As a young boy, I would cry easily.
My teacher at infant school would just have to raise her voice at me a little bit, chastising me for daydreaming or some other trivial misdemeanour, and I would feel the tears rising, while at the same time trying desperately to restrain them.
I would try to hold them back because I knew it was not cool to cry and could warrant teasing from the other children about being a “cry baby.” At this time of my life and for pretty much all of my childhood, I wanted to be invisible. I didn’t want to be noticed, and I certainly didn’t want any attention from the school bullies.
At home, I remember my step mum shouting at me, and my tears would start falling and her mocking voice would demand that I stop or else she would give me something to cry about! My father was not physically violent, but I can also remember his jeers:
“Turning on the waterworks again?”
It’s no wonder that at some point I, like millions of other boys, learned that “big boys don’t cry.” And so we began to use the power of our minds and will, to halt a completely natural bodily response to an unpleasant situation.
The impact of this is becoming increasingly clear in the mental health epidemic rampaging through the male population of the western world and manifesting in an array of disturbing behaviours including an alarming increase in drug abuse, other addictions, and the rates of male suicide.
Research into the biological purpose of tears by biochemist William Frey suggests that when we cry we release toxins and stress hormones, which is why we often feel better after we have had “a good cry.” But the reality is that we only feel better after we have had a “good cry” if we believe that it is okay for us to cry.
If we believe that we are being weak or unmanly or pathetic, then we don’t feel good after we have cried. We may feel shame or embarrassment which would further limit our willingness to cry in the future. If men believe that it is not okay to cry and thereby release stress hormones, they end up self-shaming when they are already obviously having a hard time in the first place. So boys and men learned not to cry.
In my late 20s, I went to see a counsellor. I was unhappy, and I had addiction issues. My world felt as though it was falling apart. For the first time, I began talking about my childhood and almost immediately found myself covered head to toe with sore, red, itchy skin. I mention this because it evidences how our emotional state is directly connected to our physical bodies and vice versa.
At that point in my life, I had been suppressing and numbing all of my emotions including tears, through drug abuse. It had been many years since I had learned to stop crying, and when the counselling took the stopper out of my emotional bottle, all of my unexpressed emotions, that had been stored in my body for years, were released.

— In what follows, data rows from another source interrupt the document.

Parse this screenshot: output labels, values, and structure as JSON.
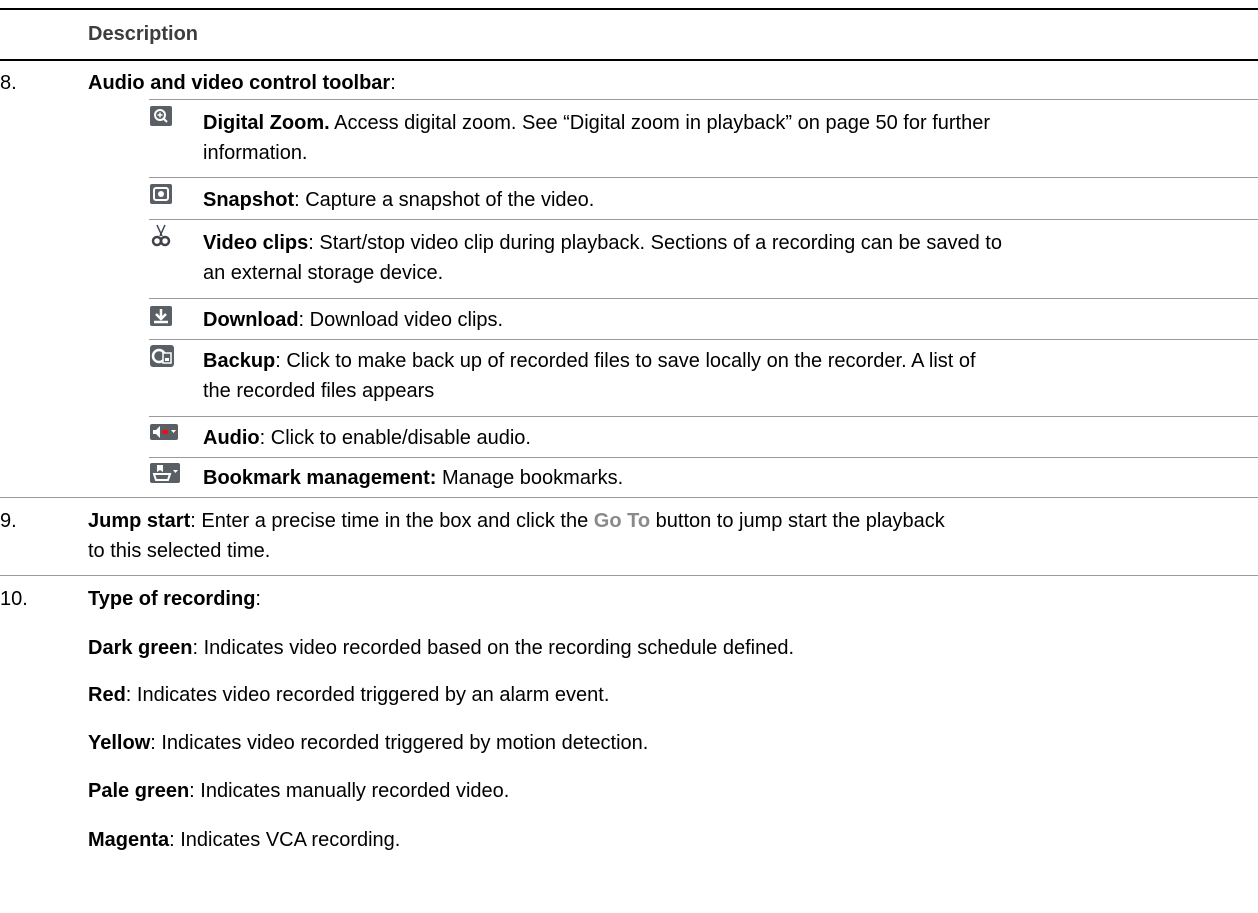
{
  "header": {
    "description": "Description"
  },
  "rows": {
    "r8": {
      "number": "8.",
      "title": "Audio and video control toolbar",
      "colon": ":"
    },
    "toolbar": [
      {
        "icon": "zoom-in-icon",
        "title": "Digital Zoom.",
        "text": " Access digital zoom. See “Digital zoom in playback” on page 50 for further",
        "text2": "information."
      },
      {
        "icon": "camera-icon",
        "title": "Snapshot",
        "text": ": Capture a snapshot of the video."
      },
      {
        "icon": "scissors-icon",
        "title": "Video clips",
        "text": ": Start/stop video clip during playback. Sections of a recording can be saved to",
        "text2": "an external storage device."
      },
      {
        "icon": "download-icon",
        "title": "Download",
        "text": ": Download video clips."
      },
      {
        "icon": "backup-icon",
        "title": "Backup",
        "text": ": Click to make back up of recorded files to save locally on the recorder. A list of",
        "text2": "the recorded files appears"
      },
      {
        "icon": "audio-icon",
        "title": "Audio",
        "text": ": Click to enable/disable audio."
      },
      {
        "icon": "bookmark-icon",
        "title": "Bookmark management:",
        "text": " Manage bookmarks."
      }
    ],
    "r9": {
      "number": "9.",
      "title": "Jump start",
      "text_a": ": Enter a precise time in the box and click the ",
      "goto": "Go To",
      "text_b": " button to jump start the playback",
      "text2": "to this selected time."
    },
    "r10": {
      "number": "10.",
      "title": "Type of recording",
      "colon": ":"
    },
    "types": [
      {
        "label": "Dark green",
        "text": ": Indicates video recorded based on the recording schedule defined."
      },
      {
        "label": "Red",
        "text": ": Indicates video recorded triggered by an alarm event."
      },
      {
        "label": "Yellow",
        "text": ": Indicates video recorded triggered by motion detection."
      },
      {
        "label": "Pale green",
        "text": ": Indicates manually recorded video."
      },
      {
        "label": "Magenta",
        "text": ": Indicates VCA recording."
      }
    ]
  }
}
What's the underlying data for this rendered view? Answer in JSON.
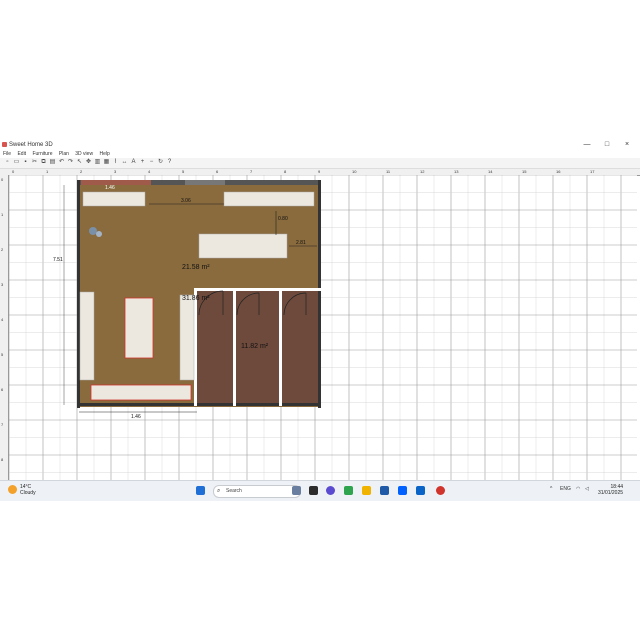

Slowly over time, I am learning to cry again. Emotions are like our internal weather, and when there is humidity in the air, what is needed is a thunderstorm. Crying is a welcome release that happens when I feel safe, and I always feel better, emptied out, and more peaceful after the clouds have broken and the tears have fallen—now that I’m at peace with being able to feel and express the full spectrum of emotions.
Imagine that you are walking in the park when you hear the sounds of someone crying. On closer inspection, you come across a little boy that is sitting on the floor with his head in hands sobbing. You have seen him before and know where he lives. You ask him if he is okay, and he looks up at you with big, sad eyes and a tear-streaked face. He just shrugs his shoulders and looks down at the ground.
How do you respond? Would you respond differently if it were a little girl?
Inside every man, there is a little boy like this one; a little boy who learned that when he felt sad it was best to hide away. If only girls were meant to cry, then we would be biologically designed differently. There are plenty of biological differences between men and women, but when a baby boy and a baby girl are distressed, they both cry. They both shed tears. The result of this crazy expectation that boys don’t cry is having a catastrophic effect on men around the world, our society, and our planet .
In essence, we are talking about the ability to express one’s emotions—to be real, to be raw, to be authentic and vulnerable. There is inherent stress and amount of energy required to maintain the façade of false strength and power while at the same time denying the full spectrum of what it is to be a human male.
When there is a build-up of stress it has to go somewhere. It will either get bottled up and begin to manifest as a physical illness like heart attacks or mental illness, or it will get expressed. But without guidance on how to make that epic journey back from the head to the heart, feelings are often expressed in distorted and toxic ways. Men get drunk and then the top comes off the bottled up emotions in anger, externally projected. How much violence toward women could be indirectly connected to the fact that we still perpetuate the insanity that big boys don’t cry?
In order to turn things around, we must first we admit that there is a problem. Then, we talk about it and devise the best steps forward. Each man has the choice to take responsibility for his inner child, to take care and look after the little boy, scared and ashamed and crying in the bushes. It may seem like a huge mountain to climb for many men, but if there is one thing that I have learned in my own epic journey back to authentic, healthy masculinity, it is that small positive steps repeated consistently, result in big changes.
It’s time for a new model of masculinity where men are given and can give themselves permission to feel the full spectrum of their emotions. The result will have a massive positive impact on every aspect of society, and I believe this shift is a key piece in creating a more beautiful world for our children and the generations to come.